Apartment House Concert Review: New Works & UK Premieres

London’s Apartment House Celebrates 30 Years with Daring Program of⁢ New and Rediscovered Works

the Apartment‌ House ensemble marked its 30th anniversary with a concert showcasing a bold commitment to contemporary music, featuring four world premieres and⁤ three UK first performances. The program, delivered with ‌”unimpeachable” playing,​ demonstrated the ensemble’s continued vitality and adventurous spirit.

The evening began with a UK premiere by‌ canadian ​composer Linda Catlin Smith, Flowers of Emptiness, a melancholy hymn for string trio. Smith’s second piece of the night,Waterlily,her fifth ⁢string quartet,closed⁣ the program ⁢with “quiet beauty.” A remarkable discovery was a 1927 quartet by Dutch composer Daniël Belinfante, tragically killed ⁢in Auschwitz; its shifting moods ranged from angular dissonance to echoes of Janáček.

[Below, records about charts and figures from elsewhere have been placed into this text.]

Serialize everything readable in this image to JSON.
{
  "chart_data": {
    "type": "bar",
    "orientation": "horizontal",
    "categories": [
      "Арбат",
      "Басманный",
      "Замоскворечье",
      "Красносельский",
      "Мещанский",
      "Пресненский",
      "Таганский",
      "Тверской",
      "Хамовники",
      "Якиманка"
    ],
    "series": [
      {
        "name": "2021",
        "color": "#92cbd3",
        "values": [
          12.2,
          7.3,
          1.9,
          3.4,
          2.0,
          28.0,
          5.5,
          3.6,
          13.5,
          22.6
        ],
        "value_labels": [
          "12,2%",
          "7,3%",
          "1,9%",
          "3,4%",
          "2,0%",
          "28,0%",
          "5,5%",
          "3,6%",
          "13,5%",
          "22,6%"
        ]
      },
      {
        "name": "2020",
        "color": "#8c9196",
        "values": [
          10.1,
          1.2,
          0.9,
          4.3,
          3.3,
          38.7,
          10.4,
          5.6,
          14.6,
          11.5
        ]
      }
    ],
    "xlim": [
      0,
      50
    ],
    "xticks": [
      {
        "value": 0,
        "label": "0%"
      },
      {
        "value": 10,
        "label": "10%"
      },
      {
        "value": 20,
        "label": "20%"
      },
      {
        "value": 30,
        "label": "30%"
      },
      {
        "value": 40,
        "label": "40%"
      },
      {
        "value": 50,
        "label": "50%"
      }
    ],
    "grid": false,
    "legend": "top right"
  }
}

World premieres included Paul Paccione’s After⁤ Ventadorn, a‌ reworking of ⁤a 12th-century troubadour song, described as an “intricate tapestry of ⁣haunting grace.” Eden Lonsdale’s A Thousand Autumns contrasted piano ripples with sustained strings in a “hypnotic kaleidoscope⁤ of patterns.” Adrian Knight’s ⁢ Charm for the Protection of a Child, a six-part ritual, blended familiar melodic contours with unexpected harmonic touches, incorporating piano, vibraphone, and ⁤singing ​bowls.

However,the concert’s most striking moment ​came with Lithuanian composer Ramūnas⁣ Motiekaitis’s My Fragile Moments. The quartet employed tiny sticks to strike their strings, creating a sound “somewhere between the⁢ imagined sound of nerves stretched to ⁢breaking point and ​a troupe of increasingly emboldened mice tiptoeing across an attic floor at ⁤midnight.”